Based in New Hampshire, it currently operates 79 wholesale branches and 19 retail showrooms spread through all six New England states. It has 800 employees, 85 of whom either live or work in Maine. 

The company, which distributes plumbing, heating, cooling, piping, water systems and energy products, has steadily grown its footprint across all of New England in recent years, through both acquisitions and opening new locations.
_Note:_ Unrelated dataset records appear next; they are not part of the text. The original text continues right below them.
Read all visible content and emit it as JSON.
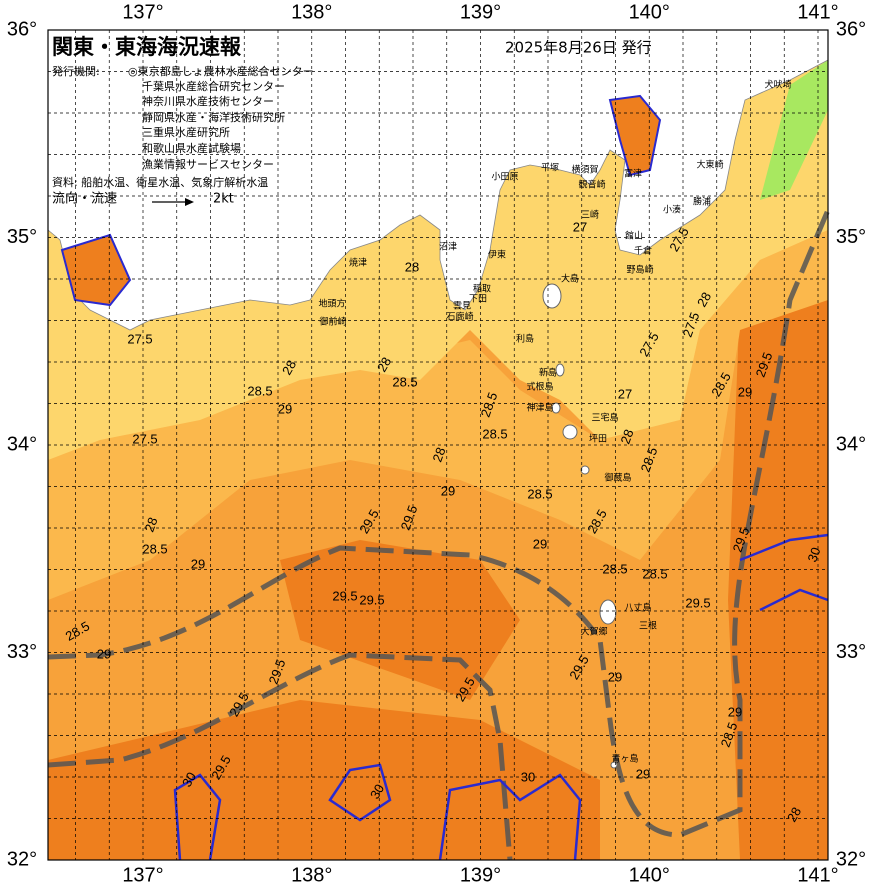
{
  "header": {
    "title": "関東・東海海況速報",
    "date": "2025年8月26日 発行",
    "issuer_label": "発行機関:",
    "issuers": [
      "◎東京都島しょ農林水産総合センター",
      "千葉県水産総合研究センター",
      "神奈川県水産技術センター",
      "静岡県水産・海洋技術研究所",
      "三重県水産研究所",
      "和歌山県水産試験場",
      "漁業情報サービスセンター"
    ],
    "source": "資料: 船舶水温、衛星水温、気象庁解析水温",
    "flow": "流向・流速",
    "scale": "2kt"
  },
  "axes": {
    "lon_labels": [
      "137°",
      "138°",
      "139°",
      "140°",
      "141°"
    ],
    "lat_labels": [
      "36°",
      "35°",
      "34°",
      "33°",
      "32°"
    ]
  },
  "places": [
    "犬吠埼",
    "大東崎",
    "勝浦",
    "小湊",
    "館山",
    "千倉",
    "野島崎",
    "富津",
    "横須賀",
    "観音崎",
    "三崎",
    "平塚",
    "小田原",
    "伊東",
    "稲取",
    "下田",
    "雲見",
    "石廊崎",
    "沼津",
    "焼津",
    "地頭方",
    "御前崎",
    "大島",
    "利島",
    "新島",
    "式根島",
    "神津島",
    "三宅島",
    "坪田",
    "御蔵島",
    "八丈島",
    "大賀郷",
    "三根",
    "青ヶ島"
  ],
  "isotherm_labels": [
    "27.5",
    "28.5",
    "29",
    "28",
    "28",
    "28.5",
    "27.5",
    "28",
    "28.5",
    "29",
    "28",
    "29.5",
    "29.5",
    "29",
    "28",
    "28.5",
    "28.5",
    "28.5",
    "29",
    "28.5",
    "28.5",
    "28.5",
    "28.5",
    "28",
    "27",
    "27.5",
    "27.5",
    "28",
    "27.5",
    "27",
    "28.5",
    "29",
    "29.5",
    "29.5",
    "29.5",
    "30",
    "28.5",
    "29",
    "29.5",
    "29.5",
    "29.5",
    "29.5",
    "29.5",
    "29",
    "29.5",
    "29.5",
    "29",
    "28.5",
    "29",
    "28",
    "30",
    "30",
    "30"
  ]
}
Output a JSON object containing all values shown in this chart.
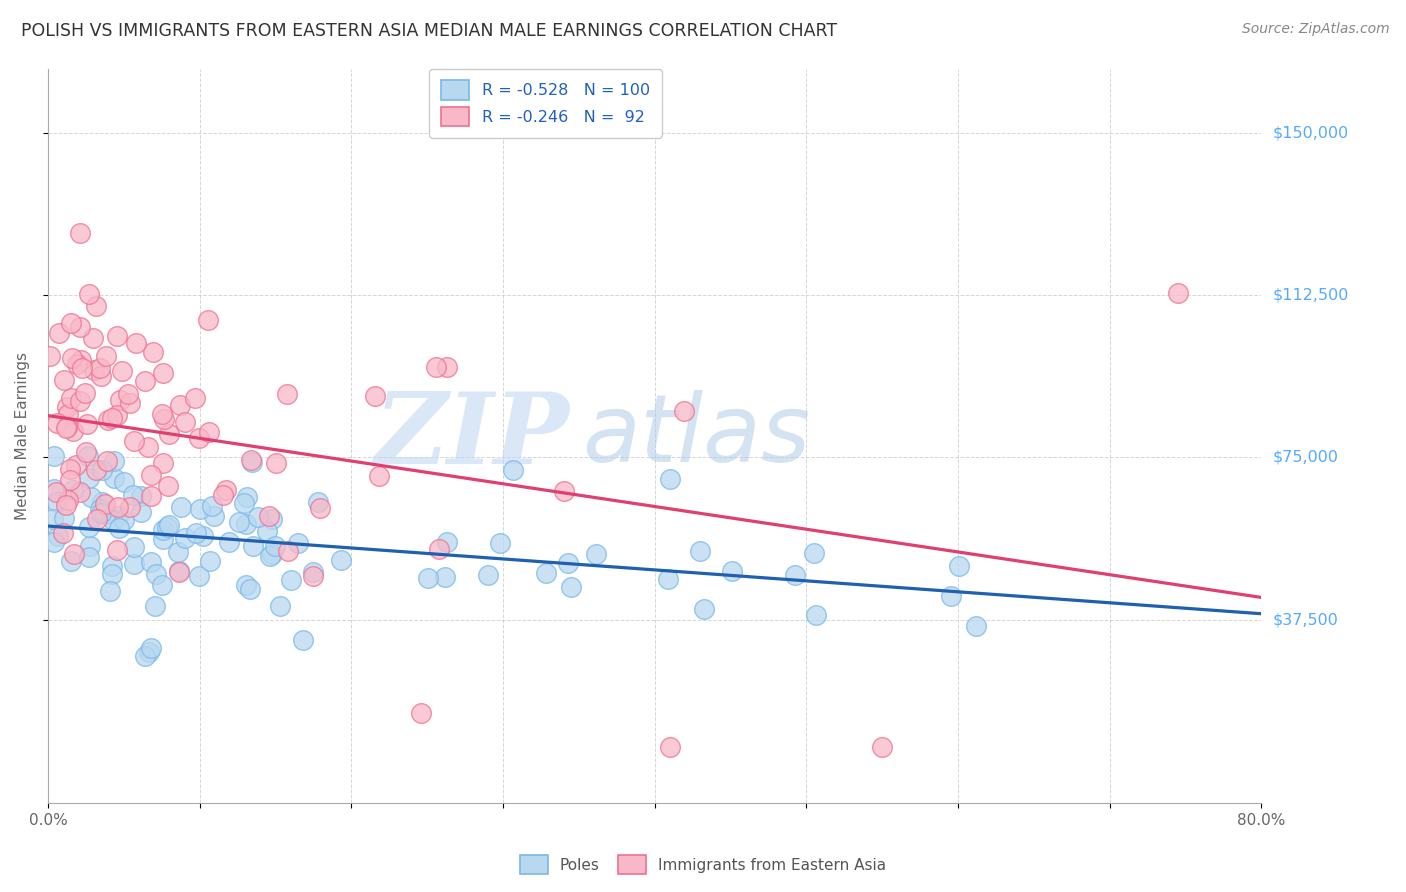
{
  "title": "POLISH VS IMMIGRANTS FROM EASTERN ASIA MEDIAN MALE EARNINGS CORRELATION CHART",
  "source": "Source: ZipAtlas.com",
  "ylabel": "Median Male Earnings",
  "xlim": [
    0.0,
    0.8
  ],
  "ylim": [
    -5000,
    165000
  ],
  "yticks": [
    37500,
    75000,
    112500,
    150000
  ],
  "ytick_labels": [
    "$37,500",
    "$75,000",
    "$112,500",
    "$150,000"
  ],
  "xticks": [
    0.0,
    0.1,
    0.2,
    0.3,
    0.4,
    0.5,
    0.6,
    0.7,
    0.8
  ],
  "watermark_zip": "ZIP",
  "watermark_atlas": "atlas",
  "legend_labels_bottom": [
    "Poles",
    "Immigrants from Eastern Asia"
  ],
  "poles_color_edge": "#7ab8e8",
  "poles_color_fill": "#b8d8f0",
  "east_asia_color_edge": "#f07090",
  "east_asia_color_fill": "#f8b8c8",
  "trend_poles_color": "#2060b0",
  "trend_east_asia_color": "#e04070",
  "background_color": "#ffffff",
  "grid_color": "#cccccc",
  "title_color": "#333333",
  "right_label_color": "#55aaff",
  "legend_box_color": "#cccccc",
  "legend_text_color": "#2060c0"
}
It has added as many as two dozen branches and showrooms in the past five years, and expanded outside of New England for the first time this month by acquiring a distributor in Plattsburgh, New York. 

“It’s hard for us to go east,” Ploss said, referring to the company’s future expansion strategy. “We’re not going to put a branch in Portugal or even probably New Brunswick or anything like that, so we will definitely head west as we either have people to do it, or we make acquisitions.”
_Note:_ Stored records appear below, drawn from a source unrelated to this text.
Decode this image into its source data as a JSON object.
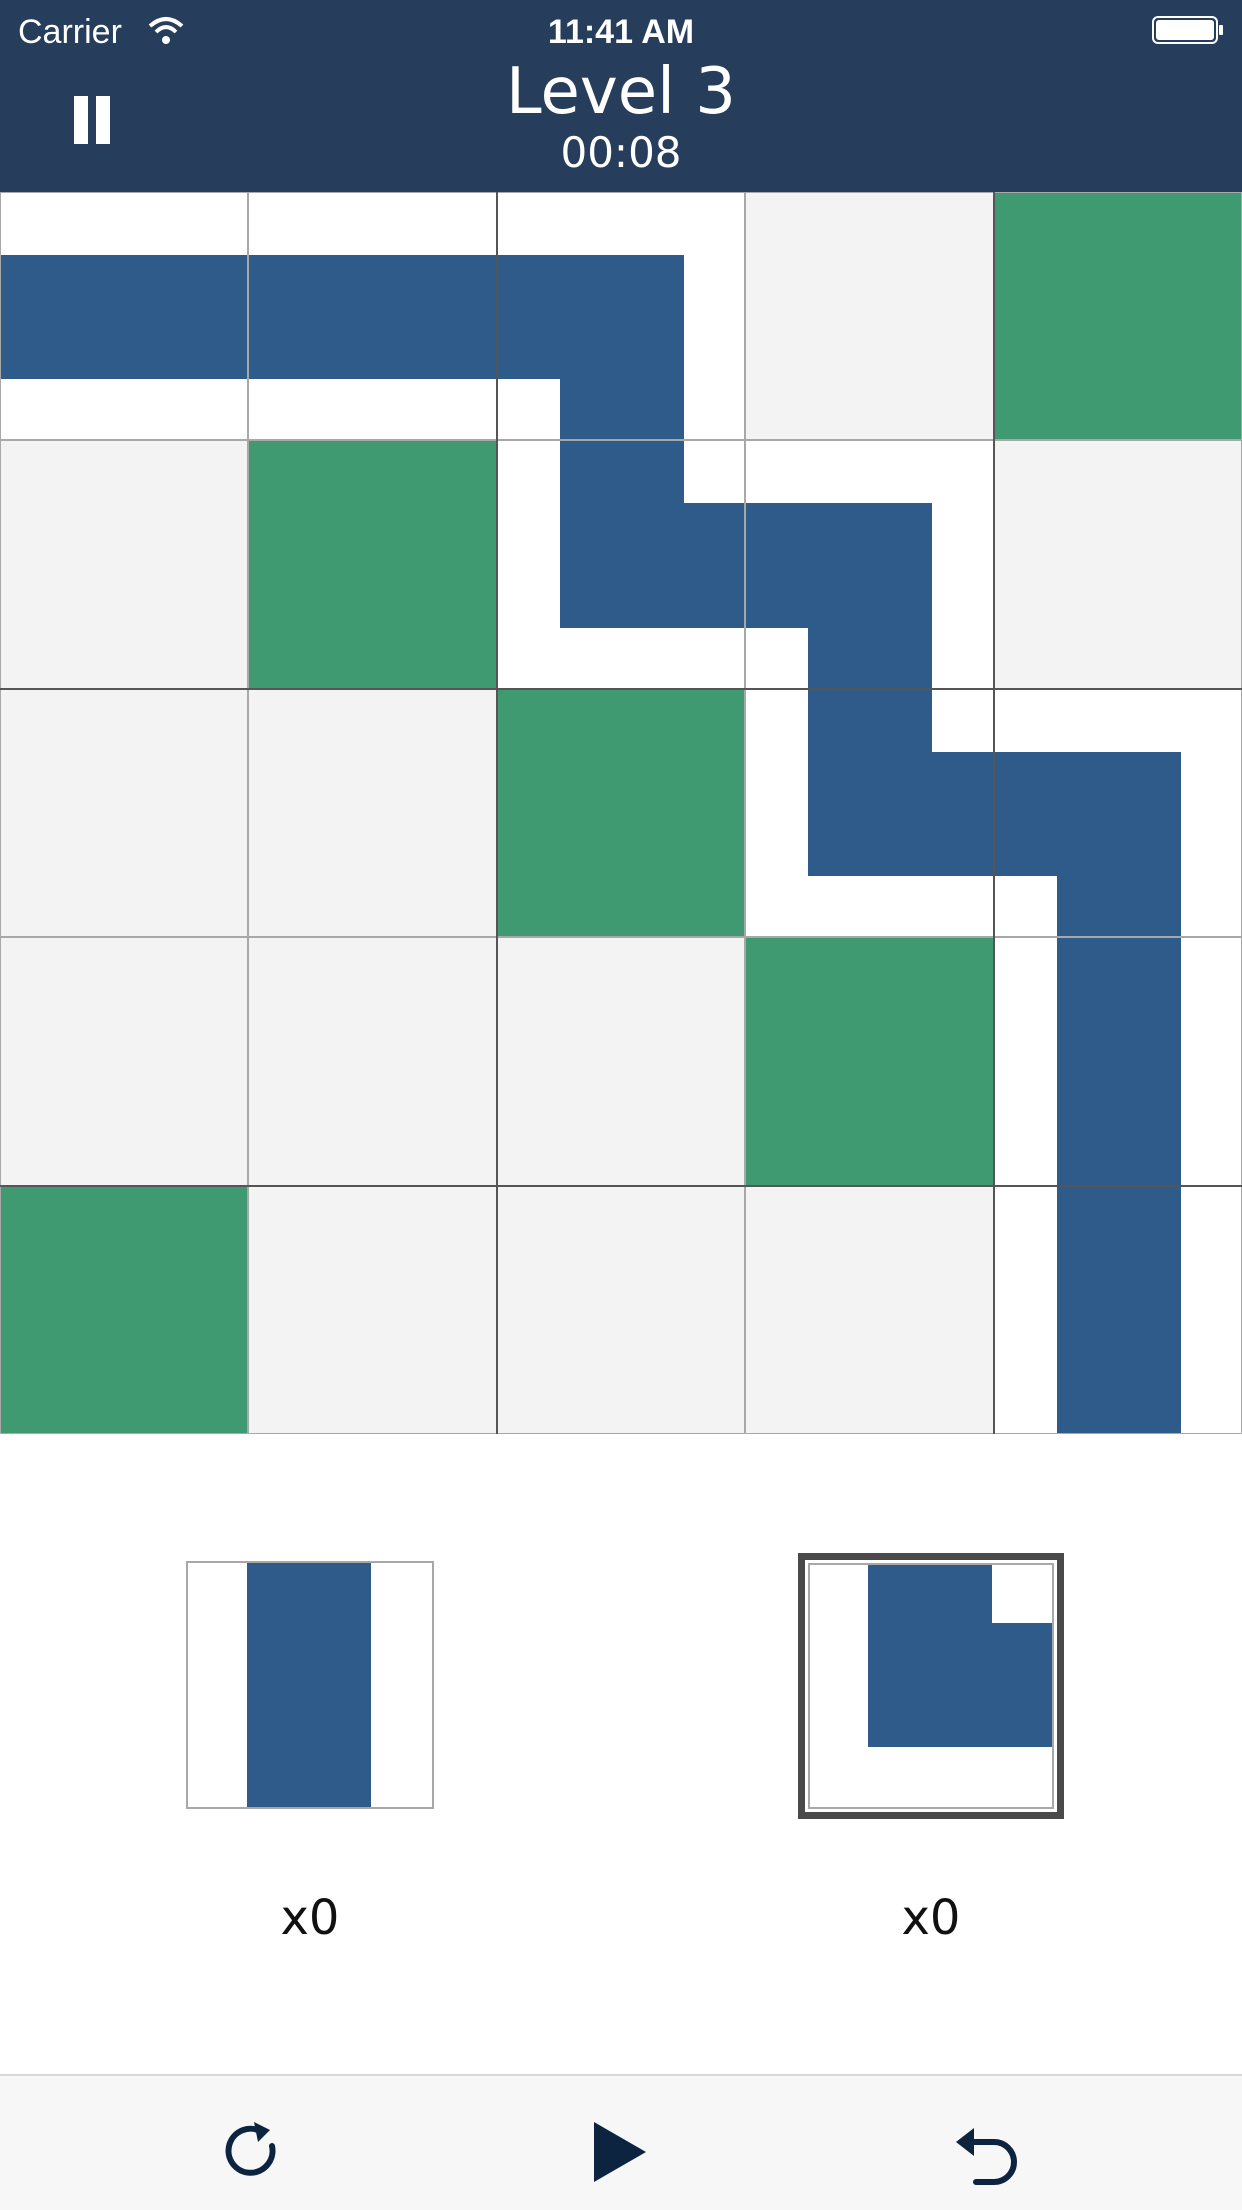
{
  "status_bar": {
    "carrier": "Carrier",
    "time": "11:41 AM",
    "icons": [
      "wifi-icon",
      "battery-icon"
    ]
  },
  "header": {
    "title": "Level 3",
    "timer": "00:08",
    "pause_icon": "pause-icon"
  },
  "board": {
    "size": 5,
    "cells": [
      [
        "pipe-horizontal",
        "pipe-horizontal",
        "pipe-left-down",
        "empty",
        "block"
      ],
      [
        "empty",
        "block",
        "pipe-up-right",
        "pipe-left-down",
        "empty"
      ],
      [
        "empty",
        "empty",
        "block",
        "pipe-up-right",
        "pipe-left-down"
      ],
      [
        "empty",
        "empty",
        "empty",
        "block",
        "pipe-vertical"
      ],
      [
        "block",
        "empty",
        "empty",
        "empty",
        "pipe-vertical"
      ]
    ]
  },
  "pieces": [
    {
      "shape": "pipe-vertical",
      "count": "x0",
      "selected": false
    },
    {
      "shape": "pipe-top-right-corner",
      "count": "x0",
      "selected": true
    }
  ],
  "toolbar": {
    "buttons": [
      "restart-icon",
      "play-icon",
      "undo-icon"
    ]
  },
  "colors": {
    "header": "#263d5c",
    "pipe": "#2f5b8b",
    "block": "#3f9971",
    "empty_cell": "#f3f3f3",
    "toolbar_icon": "#0d2440"
  }
}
The Granite Group’s track record of acquiring small wholesalers mirrors an industrywide consolidation trend. Its overall growth pattern is also in line with the trajectory of the plumbing and HVAC industry in the U.S., which market analysts expect to balloon from generating $67 billion in revenue in 2025 to more than $100 billion by 2033. 

As for where it will expand next in Maine, Ploss isn’t certain. 

“We’re up and down the Maine turnpike every day,” he said. “So to be able to have another location to drop off to, or to plant a flag, that’s what we kind of look to do.”

In order to open a new branch, he said, the right people have to be in place. The company added a branch in Caribou because it has an outside salesperson who lives in the area and championed the expansion. 

The location opened last week and employs four people. 

“We’re unapologetically a people-first organization,” Brad Dupuis, The Granite Group’s vice president of marketing said. “​That’s why our tagline is what it is. It’s great people first, and then followed by the great products. It’s just kind of our compass.”